Kalau Indonesia tahun lalu dipusingkan oleh lonjakan harga cabai, di
Tiongkok kini sedang mengalami persoalan serupa. Bahkan dalam bentuk
yang lebih berat: kenaikan drastis harga daging babi.
Kalau harga cabai saja bisa membuat raport inflasi Indonesia merah,
apalagi pengaruh harga daging babi di Tiongkok. Gara-gara kenaikan harga
daging babi itu, inflasi Tiongkok mengejutkan: 6,4 persen. Padahal,
targetnya hanya 4 persen. Ini angka inflasi tertinggi di Tiongkok sejak
2008.
Setahun terakhir harga daging babi memang naik lebih 50 persen di
Tiongkok, mencapai hampir Rp 35.000/kg. Seperti harga cabai di Indonesia
tahun lalu, tingginya harga daging babi di Tiongkok juga menjadi
pembicaraan yang meresahkan masyarakat hampir di seluruh negeri.
Sampai-sampai pemerintah memutuskan untuk melepaskan cadangan daging
babi nasional. Saat harga daging babi murah tahun lalu, pemerintah
memang membuat lumbung daging babi. Tapi, jumlahnya belum sempat besar,
baru 200.000 ton. Padahal, keperluan daging babi seluruh Tiongkok
mencapai 40 juta ton setahun. Cadangan itu hanya cukup untuk keperluan
satu hari saja!
Seperti juga cabai, mengatasi persoalan ini tidak mudah. Rangsangan
untuk para peternak babi memang sudah diberikan. Tapi, untuk menunggu
babi sampai bisa dijual di pasar, perlu waktu 1 tahun. Kalau persoalan
cabai bisa diatasi dengan impor cabai besar-besaran (meski orang
Indonesia mengeluh bahwa cabai impor kurang pedas), persoalan kurangnya
daging babi di Tiongkok tidak bisa diselesaikan dengan cara yang sama.
Harga daging babi di luar negeri lebih mahal. Di Surabaya, misalnya,
harga daging babi mencapai Rp 60.000/kg atau hampir dua kali lipatnya.
Maka, sampai Imlek tahun depan, tidak ada harapan harga daging babi
turun drastis.
Ada kegelisahan lain di Tiongkok: wanitanya kian menyukai melahirkan
dengan cara cesar. Persentasenya naik secara drastis dalam waktu yang
singkat. Kini 51 persen wanita Tiongkok melahirkan dengan cara cesar.
Ini merupakan persentase tertinggi di dunia. Amerika Serikat saja, yang
metode cesarnya sudah sangat lama, baru mencapai 30 persen.

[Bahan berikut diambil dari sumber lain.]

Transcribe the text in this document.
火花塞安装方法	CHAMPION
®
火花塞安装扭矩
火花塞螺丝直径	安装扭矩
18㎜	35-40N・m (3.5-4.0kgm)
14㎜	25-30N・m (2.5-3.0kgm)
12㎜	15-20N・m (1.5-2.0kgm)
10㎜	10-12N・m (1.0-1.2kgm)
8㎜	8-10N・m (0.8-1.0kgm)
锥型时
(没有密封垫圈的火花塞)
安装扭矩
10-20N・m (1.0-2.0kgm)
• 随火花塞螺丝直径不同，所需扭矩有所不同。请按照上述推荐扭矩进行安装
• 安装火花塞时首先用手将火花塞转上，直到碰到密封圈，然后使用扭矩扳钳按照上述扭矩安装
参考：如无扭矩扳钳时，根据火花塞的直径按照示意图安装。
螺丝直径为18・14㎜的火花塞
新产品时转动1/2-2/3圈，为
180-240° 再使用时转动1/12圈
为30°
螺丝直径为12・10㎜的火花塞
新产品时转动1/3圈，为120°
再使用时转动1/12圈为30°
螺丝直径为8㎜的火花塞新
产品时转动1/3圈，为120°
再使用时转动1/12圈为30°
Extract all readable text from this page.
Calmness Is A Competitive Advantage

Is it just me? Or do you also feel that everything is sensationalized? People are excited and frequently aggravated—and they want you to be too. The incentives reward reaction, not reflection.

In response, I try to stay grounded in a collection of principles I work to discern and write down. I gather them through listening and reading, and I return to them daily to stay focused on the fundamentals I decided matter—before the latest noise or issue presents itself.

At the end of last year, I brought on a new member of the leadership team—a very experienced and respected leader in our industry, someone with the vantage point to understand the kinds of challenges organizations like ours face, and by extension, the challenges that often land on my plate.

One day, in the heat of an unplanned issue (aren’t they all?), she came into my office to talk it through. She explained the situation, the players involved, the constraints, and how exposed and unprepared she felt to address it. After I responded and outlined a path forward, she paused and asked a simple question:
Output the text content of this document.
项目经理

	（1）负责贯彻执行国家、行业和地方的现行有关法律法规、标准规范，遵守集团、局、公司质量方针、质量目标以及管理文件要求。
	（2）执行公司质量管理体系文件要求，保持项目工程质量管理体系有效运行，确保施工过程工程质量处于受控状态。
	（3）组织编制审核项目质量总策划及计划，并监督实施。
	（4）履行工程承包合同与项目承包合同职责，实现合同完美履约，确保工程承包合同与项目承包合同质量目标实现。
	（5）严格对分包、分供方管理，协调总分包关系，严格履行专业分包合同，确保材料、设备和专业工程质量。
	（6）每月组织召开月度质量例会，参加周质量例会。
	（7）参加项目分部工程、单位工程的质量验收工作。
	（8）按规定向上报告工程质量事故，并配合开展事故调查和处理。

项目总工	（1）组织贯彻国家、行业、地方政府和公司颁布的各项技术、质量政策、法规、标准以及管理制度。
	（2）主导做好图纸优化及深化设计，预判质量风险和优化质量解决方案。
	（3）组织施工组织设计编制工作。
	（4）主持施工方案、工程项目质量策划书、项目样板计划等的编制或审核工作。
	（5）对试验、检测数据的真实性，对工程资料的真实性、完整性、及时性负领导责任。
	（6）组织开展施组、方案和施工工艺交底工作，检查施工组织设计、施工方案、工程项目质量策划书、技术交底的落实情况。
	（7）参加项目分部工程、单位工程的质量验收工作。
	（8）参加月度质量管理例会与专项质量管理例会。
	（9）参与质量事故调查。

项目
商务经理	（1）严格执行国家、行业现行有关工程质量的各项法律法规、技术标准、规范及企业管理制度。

Kenyataan itu dipicu oleh banyak hal. Terutama oleh banyaknya rumah
sakit yang karena tuntutan bisnis merangsang wanita untuk melakukan
cesar. Juga disebabkan oleh majunya teknologi yang membuat cesar lebih
menjamin keselamatan bayi yang dilahirkan. Padahal, wanita di Tiongkok
hanya boleh punya satu anak sehingga harta satu-satunya itu harus lahir
sempurna.
Memang kebijakan hanya boleh punya satu anak sudah mulai
dilonggarkan. Penduduk minoritas boleh punya anak banyak. Penduduk
pedesaan yang memerlukan tenaga kerja muda untuk pertanian boleh
memiliki dua anak sepanjang anak pertamanya perempuan dan jaraknya harus
tujuh tahun. Kini kebijakan itu melonggar lagi untuk wilayah tertentu:
boleh punya dua anak sepanjang bapak dan ibunya adalah anak tunggal.
Provinsi Guangdong, misalnya, kini minta kelongaran seperti itu karena
kian sulitnya mendapatkan tenaga kerja.
Dulu, untuk provinsi yang ekonominya luar biasa ini, bisa dengan
mudah mendapatkan buruh dari daerah-daerah pedalaman. Kini, dengan
pembangunan besar-besaran di daerah pedalaman, merantau ke Guangdong
tidak lagi menarik.
“Dulu mimpi setiap anak yang baru lulus sekolah adalah pergi ke
Guangzhou atau Shenzhen,” ujar seorang manajer pabrik mesin perminyakan
di Chongqing, pedalaman Tiongkok, saat saya ajak ngobrol tentang ini
Jumat lalu di kantornya di Chongqing. “Sekarang mimpi seperti itu tidak
ada lagi,” katanya.
Kota Chongqing sendiri (dulu dikenal dengan sebutan Chunking) memang
sudah berkembang menyerupai Shenzhen. Hutan pencakar langitnya,
bandaranya, stasiun keretanya, monorelnya, jaringan jalan tolnya, hampir
sudah tidak bisa dibedakan dengan kota besar lain di Tiongkok.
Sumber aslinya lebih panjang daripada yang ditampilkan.